A Spatial Multi-Bit Sub-1-V Time-Domain Matrix Multiplier Interface for Approximate Computing in 65-nm CMOS


Abstract:

Large-scale parallel implementation of matrix multiply and accumulate (MAC) core poses significant energy and area constraints in analog voltage domain under reduced supp...Show More

Abstract:

Large-scale parallel implementation of matrix multiply and accumulate (MAC) core poses significant energy and area constraints in analog voltage domain under reduced supply voltage. A spatial multi-bit sub-1-V time-domain matrix multiplier interface is presented using multi-bit back-gate-driven delay elements as a scalable alternative for various approximate computing applications. A single-chip solution is demonstrated for two application modes: a high-throughput digitally driven mode for acceleration and a low-energy analog front-end mode for sensing.
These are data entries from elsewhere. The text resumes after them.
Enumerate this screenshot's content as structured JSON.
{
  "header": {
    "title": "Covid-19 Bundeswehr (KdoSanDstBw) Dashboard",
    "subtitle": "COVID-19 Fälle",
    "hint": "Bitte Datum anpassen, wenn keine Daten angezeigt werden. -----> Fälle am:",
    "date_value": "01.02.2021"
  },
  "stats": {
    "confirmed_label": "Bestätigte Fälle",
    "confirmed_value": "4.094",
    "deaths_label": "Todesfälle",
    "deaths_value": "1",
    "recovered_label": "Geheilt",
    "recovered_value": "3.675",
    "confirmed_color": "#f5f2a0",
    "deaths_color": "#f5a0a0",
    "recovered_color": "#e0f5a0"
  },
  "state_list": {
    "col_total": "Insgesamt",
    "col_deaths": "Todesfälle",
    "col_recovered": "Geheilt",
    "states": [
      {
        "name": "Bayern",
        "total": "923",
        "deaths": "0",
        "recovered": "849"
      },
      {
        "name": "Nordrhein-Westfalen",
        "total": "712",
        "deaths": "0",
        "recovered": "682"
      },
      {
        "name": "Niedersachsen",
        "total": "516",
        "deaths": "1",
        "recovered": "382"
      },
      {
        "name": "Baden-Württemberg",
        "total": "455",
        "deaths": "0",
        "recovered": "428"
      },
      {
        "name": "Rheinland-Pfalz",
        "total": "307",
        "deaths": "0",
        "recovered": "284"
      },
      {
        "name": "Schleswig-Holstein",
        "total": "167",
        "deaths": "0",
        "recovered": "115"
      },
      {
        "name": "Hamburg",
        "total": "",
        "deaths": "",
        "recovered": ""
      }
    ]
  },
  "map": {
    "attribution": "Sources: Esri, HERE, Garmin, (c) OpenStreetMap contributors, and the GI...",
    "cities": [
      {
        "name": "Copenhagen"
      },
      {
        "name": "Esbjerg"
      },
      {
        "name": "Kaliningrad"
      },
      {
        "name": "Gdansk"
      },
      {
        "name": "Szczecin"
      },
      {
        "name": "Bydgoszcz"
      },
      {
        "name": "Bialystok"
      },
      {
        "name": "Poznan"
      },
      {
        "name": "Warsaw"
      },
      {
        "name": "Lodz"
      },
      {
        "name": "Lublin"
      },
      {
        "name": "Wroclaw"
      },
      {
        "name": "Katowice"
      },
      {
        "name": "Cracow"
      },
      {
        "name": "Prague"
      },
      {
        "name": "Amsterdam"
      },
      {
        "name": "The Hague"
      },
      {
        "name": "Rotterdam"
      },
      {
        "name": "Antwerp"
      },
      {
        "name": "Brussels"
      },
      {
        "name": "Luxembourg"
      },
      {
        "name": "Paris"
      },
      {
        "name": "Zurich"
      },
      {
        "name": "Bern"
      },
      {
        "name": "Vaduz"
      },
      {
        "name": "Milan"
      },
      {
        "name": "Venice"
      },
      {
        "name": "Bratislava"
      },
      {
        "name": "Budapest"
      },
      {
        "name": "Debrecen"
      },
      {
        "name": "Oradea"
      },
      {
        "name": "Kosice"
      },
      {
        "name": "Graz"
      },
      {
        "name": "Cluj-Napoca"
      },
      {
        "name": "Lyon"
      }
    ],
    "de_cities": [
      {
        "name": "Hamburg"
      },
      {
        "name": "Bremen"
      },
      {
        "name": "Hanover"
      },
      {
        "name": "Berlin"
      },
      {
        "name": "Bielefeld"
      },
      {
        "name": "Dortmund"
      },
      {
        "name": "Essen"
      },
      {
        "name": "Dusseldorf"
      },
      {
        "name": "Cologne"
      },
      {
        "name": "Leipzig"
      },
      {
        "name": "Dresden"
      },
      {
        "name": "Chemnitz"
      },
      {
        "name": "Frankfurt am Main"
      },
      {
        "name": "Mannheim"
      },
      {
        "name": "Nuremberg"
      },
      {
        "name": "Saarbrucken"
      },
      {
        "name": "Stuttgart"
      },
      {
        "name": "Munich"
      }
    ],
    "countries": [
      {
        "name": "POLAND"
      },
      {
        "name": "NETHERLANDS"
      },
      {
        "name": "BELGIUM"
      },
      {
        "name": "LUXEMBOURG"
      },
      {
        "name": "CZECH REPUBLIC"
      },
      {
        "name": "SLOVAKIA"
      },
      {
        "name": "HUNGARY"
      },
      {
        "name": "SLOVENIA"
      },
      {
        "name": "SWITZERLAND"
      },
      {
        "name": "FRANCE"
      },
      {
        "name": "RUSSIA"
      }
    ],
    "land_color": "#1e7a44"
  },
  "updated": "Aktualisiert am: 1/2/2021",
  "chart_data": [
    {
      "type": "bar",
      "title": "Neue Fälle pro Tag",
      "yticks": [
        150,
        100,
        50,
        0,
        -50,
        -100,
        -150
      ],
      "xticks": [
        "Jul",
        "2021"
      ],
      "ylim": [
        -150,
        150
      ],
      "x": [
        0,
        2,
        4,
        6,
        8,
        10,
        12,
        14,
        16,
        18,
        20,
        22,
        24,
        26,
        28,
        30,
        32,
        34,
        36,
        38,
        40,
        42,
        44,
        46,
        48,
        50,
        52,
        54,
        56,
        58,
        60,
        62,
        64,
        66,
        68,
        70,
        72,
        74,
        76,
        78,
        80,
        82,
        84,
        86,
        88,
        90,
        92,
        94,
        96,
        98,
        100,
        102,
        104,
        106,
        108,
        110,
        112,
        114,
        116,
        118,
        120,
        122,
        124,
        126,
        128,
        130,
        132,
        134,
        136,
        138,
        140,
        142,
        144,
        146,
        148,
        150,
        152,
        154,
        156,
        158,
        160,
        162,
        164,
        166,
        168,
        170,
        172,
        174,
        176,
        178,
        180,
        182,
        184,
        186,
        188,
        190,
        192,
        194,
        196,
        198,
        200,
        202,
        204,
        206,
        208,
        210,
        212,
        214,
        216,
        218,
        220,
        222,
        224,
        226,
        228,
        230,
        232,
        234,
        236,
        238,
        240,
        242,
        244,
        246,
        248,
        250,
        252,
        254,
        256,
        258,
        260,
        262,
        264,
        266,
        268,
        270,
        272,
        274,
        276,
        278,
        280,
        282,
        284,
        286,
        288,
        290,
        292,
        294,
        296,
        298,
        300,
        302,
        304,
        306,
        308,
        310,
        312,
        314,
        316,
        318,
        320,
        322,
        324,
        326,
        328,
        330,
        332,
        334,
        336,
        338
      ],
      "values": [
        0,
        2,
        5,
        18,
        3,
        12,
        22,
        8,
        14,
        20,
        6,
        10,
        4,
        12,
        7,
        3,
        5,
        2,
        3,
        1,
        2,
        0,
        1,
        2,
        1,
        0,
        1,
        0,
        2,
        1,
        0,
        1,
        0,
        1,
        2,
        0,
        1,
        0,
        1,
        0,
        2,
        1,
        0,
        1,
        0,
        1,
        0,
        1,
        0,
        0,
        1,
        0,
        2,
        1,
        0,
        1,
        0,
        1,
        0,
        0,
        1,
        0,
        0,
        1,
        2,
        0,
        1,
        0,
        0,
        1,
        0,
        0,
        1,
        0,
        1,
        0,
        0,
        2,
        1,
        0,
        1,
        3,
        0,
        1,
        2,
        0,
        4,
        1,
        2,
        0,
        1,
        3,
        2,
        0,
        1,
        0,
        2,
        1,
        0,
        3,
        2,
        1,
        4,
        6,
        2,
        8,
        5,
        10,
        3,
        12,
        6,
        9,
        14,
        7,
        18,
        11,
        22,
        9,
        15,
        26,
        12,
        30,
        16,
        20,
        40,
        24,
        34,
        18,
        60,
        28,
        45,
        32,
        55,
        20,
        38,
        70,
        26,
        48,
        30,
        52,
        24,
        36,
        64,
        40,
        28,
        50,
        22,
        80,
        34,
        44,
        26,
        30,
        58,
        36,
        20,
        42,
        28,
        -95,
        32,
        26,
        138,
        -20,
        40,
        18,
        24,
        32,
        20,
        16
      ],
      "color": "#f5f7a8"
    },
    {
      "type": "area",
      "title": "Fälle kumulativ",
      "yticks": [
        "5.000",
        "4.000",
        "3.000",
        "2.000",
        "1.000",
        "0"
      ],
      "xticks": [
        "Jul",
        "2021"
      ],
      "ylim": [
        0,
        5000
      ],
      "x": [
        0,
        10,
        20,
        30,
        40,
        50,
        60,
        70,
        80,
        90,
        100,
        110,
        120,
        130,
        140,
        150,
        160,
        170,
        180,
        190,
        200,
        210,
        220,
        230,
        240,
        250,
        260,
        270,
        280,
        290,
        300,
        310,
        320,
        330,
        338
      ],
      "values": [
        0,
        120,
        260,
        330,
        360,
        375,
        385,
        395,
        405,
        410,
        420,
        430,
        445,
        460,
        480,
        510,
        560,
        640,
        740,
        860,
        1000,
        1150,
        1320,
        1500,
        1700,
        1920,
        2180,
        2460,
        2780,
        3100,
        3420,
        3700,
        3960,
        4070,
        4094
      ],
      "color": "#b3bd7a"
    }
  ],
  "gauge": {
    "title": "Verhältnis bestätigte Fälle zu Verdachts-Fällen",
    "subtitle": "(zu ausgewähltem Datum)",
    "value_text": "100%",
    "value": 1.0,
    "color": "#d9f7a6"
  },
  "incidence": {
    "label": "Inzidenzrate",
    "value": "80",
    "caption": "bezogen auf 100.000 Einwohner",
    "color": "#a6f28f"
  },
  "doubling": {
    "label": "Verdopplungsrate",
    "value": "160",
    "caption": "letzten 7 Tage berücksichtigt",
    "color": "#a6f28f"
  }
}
In accelerate mode, the system achieves an aggregate throughput of 21.6 GMAC/s with 9 TOPS/W energy efficiency. In sense mode, the system exhibits an energy efficiency of 55.3 TOPS/W for classification purpose. The proposed architecture utilizes 16-parallel 6-bit input vectors to perform matrix MAC computations using time-domain signal processing with 3-bit resistive weights at a sub-1-V supply of 0.7 V. An integrated speculative time-to-digital converter (is employed for 6-bit time-domain quantization with an on-chip mismatch calibration scheme. The prototype is fabricated in 65-nm CMOS technology and occupies an active area of 0.04 mm2. The system performs image recognition of handwritten digits using a machine learning scheme and demonstrates an average classification accuracy of 84.3% on the MNIST dataset. The resultant energy per MAC computation in the proposed spatial architecture is about 15× lower than a digital CMOS combinational logic-based parallel-tree MAC.